According to the latest regional labor force data reported by the Bureau of Labor Statistics (BLS), the seasonally adjusted unemployment rate in Hawaii fell by 0.1% point to 6.5% in January 2012. However, the 0.1% drop was entirely the result of a 0.2% decline in the labor force. In fact, the employment level fell by 0.1%, and the state lost 1,700 jobs in January.
The monthly figures reported by the BLS are subject to sampling error because they are based on surveys that only cover subsets of the population. Labor force, employment, and the unemployment rate are based on a survey of households, and non-farm payroll employment is based on a survey of businesses and government agencies. Employment count in the two surveys differs because the payroll survey excludes agricultural, self-employed and household workers, but it counts multiple jobholders in each non-farm payroll job they hold; in the household survey multiple jobholders are only counted once.

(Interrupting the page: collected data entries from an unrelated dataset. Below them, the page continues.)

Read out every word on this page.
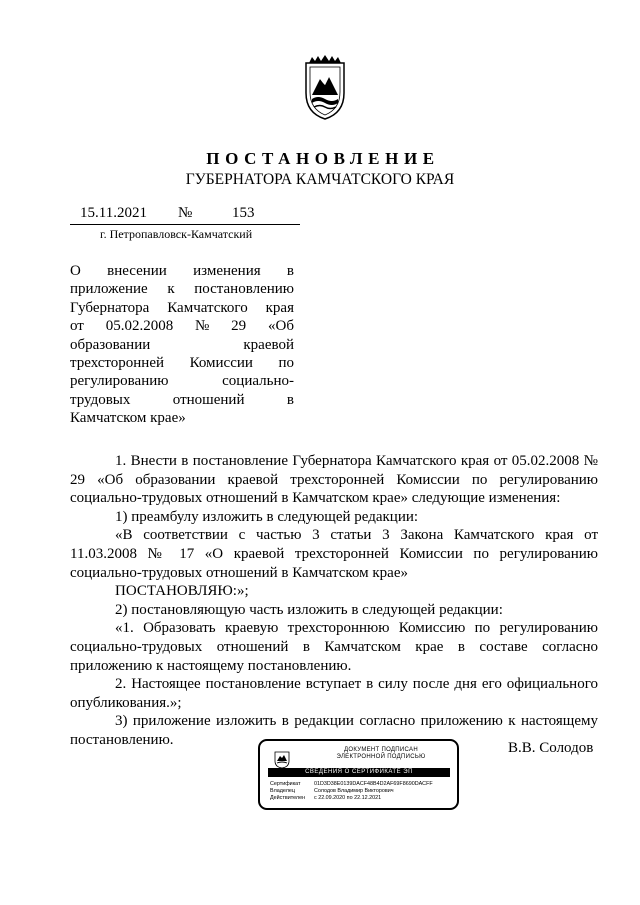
ПОСТАНОВЛЕНИЕ
ГУБЕРНАТОРА КАМЧАТСКОГО КРАЯ
15.11.2021 №	153
г. Петропавловск-Камчатский
О внесении изменения в
приложение к постановлению
Губернатора Камчатского края
от 05.02.2008 № 29 «Об
образовании	краевой
трехсторонней Комиссии по
регулированию	социально-
трудовых	отношений	в
Камчатском крае»

1. Внести в постановление Губернатора Камчатского края от 05.02.2008 № 29 «Об образовании краевой трехсторонней Комиссии по регулированию социально-трудовых отношений в Камчатском крае» следующие изменения:

1) преамбулу изложить в следующей редакции:

«В соответствии с частью 3 статьи 3 Закона Камчатского края от 11.03.2008 № 17 «О краевой трехсторонней Комиссии по регулированию социально-трудовых отношений в Камчатском крае»

ПОСТАНОВЛЯЮ:»;

2) постановляющую часть изложить в следующей редакции:

«1. Образовать краевую трехстороннюю Комиссию по регулированию социально-трудовых отношений в Камчатском крае в составе согласно приложению к настоящему постановлению.

2. Настоящее постановление вступает в силу после дня его официального опубликования.»;

3) приложение изложить в редакции согласно приложению к настоящему постановлению.

ДОКУМЕНТ ПОДПИСАН
ЭЛЕКТРОННОЙ ПОДПИСЬЮ
СВЕДЕНИЯ О СЕРТИФИКАТЕ ЭП
Сертификат 01D3D38E0139DACF48B4D2AF69F8690DACFF
Владелец	Солодов Владимир Викторович
Действителен с 22.09.2020 по 22.12.2021
В.В. Солодов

To control for the sampling error, once a year the BLS incorporates population control adjustments into the household survey estimates, and benchmarks payroll estimates to full employment counts derived primarily from unemployment insurance tax records. The BLS announced these revisions for previous years along with the release of the January 2012 figures. For 2011, total nonfarm payrolls for the state of Hawaii were revised down by 2000 jobs, or 0.3%, but the overall number of employed individuals was revised up by 23,300, or 3.9%. The labor force was revised up by 27,500, or 4.3%, and the unemployment rate has been declining much slower from its 7.1% peak than previously estimated.

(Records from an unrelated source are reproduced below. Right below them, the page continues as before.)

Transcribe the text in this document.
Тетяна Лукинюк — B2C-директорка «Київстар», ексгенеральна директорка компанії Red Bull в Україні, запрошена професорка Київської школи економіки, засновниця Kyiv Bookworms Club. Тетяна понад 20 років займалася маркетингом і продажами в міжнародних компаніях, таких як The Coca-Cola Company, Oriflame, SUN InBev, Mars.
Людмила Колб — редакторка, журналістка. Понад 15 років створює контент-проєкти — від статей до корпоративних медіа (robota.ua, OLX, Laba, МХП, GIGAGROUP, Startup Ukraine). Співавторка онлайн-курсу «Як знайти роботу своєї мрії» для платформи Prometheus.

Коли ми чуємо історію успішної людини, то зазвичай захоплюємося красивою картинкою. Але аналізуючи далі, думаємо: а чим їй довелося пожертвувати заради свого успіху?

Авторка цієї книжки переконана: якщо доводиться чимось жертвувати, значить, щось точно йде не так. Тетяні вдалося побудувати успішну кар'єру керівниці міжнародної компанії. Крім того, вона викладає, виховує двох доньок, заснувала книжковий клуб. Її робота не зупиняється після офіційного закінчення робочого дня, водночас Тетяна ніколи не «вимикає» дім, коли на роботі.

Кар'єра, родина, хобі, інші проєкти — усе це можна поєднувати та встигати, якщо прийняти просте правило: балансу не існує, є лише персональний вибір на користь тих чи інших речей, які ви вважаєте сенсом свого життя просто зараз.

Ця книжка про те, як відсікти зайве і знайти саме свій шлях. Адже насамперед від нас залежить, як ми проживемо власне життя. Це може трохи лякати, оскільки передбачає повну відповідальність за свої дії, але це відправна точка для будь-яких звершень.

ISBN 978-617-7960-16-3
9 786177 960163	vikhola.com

According to the revised figures the number of non-farm jobs grew by less than 1%, but employment grew by almost 2% in 2011. Given the small size of the agriculture sector, this divergence implies that there was a strong growth of self-employed and household workers. The two surveys tend to converge when individuals start taking on multiple jobs, which usually occurs as capacity utilization increases close to the peak of the business cycle.

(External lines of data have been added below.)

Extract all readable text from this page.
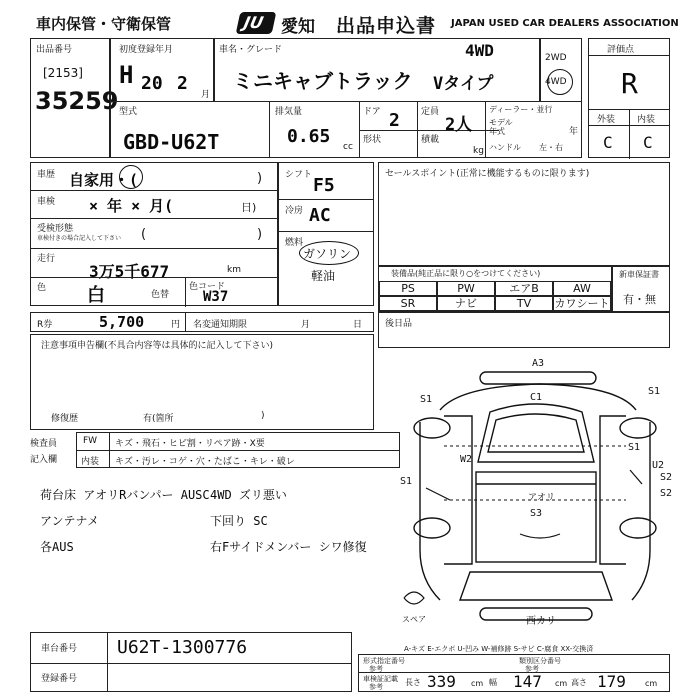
車内保管・守衛保管	JU 愛知 出品申込書 JAPAN USED CAR DEALERS ASSOCIATION
出品番号
[2153]
35259
初度登録年月
H 20 2
月
車名・グレード	4WD
ミニキャブトラック Vタイプ
2WD
4WD
評価点
R
外装 内装
C C
型式
GBD-U62T
排気量
0.65 cc
ドア 2
形状
定員
2人
積載
kg
ディーラー・並行
モデル年式	年
ハンドル 左・右
車歴 自家用・(	)
車検 × 年 × 月(	日)
受検形態
車検付きの場合記入して下さい (	)
走行
3万5千677	km
色 白	色替
色コード
W37
シフト F5
冷房 AC
燃料
ガソリン
軽油
セールスポイント(正常に機能するものに限ります)
装備品(純正品に限り○をつけてください)
PS	PW	エアB	AW
SR	ナビ	TV	カワシート
新車保証書
有・無
R券	5,700	円 名変通知期限	月	日	後日品
注意事項申告欄(不具合内容等は具体的に記入して下さい)
修復歴	有(箇所	)
検査員
記入欄
FW キズ・飛石・ヒビ割・リペア跡・X要
内装 キズ・汚レ・コゲ・穴・たばこ・キレ・破レ
荷台床 アオリRバンパー AUSC 4WD ズリ悪い
アンテナメ	下回り SC
各AUS	右Fサイドメンバー シワ修復
A3
C1
S1
S1
S1
W2
S1
U2
S2
S2
アオリ
S3
西カリ
スペア
A-キズ E-エクボ U-凹み W-補修跡 S-サビ C-腐食 XX-交換済
車台番号 U62T-1300776
登録番号
形式指定番号
参考
類別区分番号
参考
車検証記載
参考	長さ 339 cm 幅 147 cm 高さ 179 cm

There is a considerable variation in the magnitude of revisions across sectors. Employment Services that mostly consist of temporary jobs had a 4.8% upward revision, and with a 20% growth in 2011, the category surpassed its previous peak in 2006. After a 4.2% upward revision, Arts and Entertainment jobs seem to have stabilized in 2011. Spurred by the strength of visitor arrivals, the Accommodation and the Food Services sectors added more jobs in 2011 than previously estimated, and the Leisure and Hospitality category as a whole was revised up by 1175 jobs, or 1.1%. The originally reported job losses in Manufacturing and Trade, Transportation and Utilities were revised into modest job growth in 2011.
Among the sectors hit by a downward revision were Education and Healthcare, which according to the latest data only grew 0.4% and 0.3%, respectively, in 2011. The number of jobs in the already weak Construction industry was revised further down. The initial estimate of a 1% decline in construction jobs in 2011 has now exacerbated to a 2.2% drop.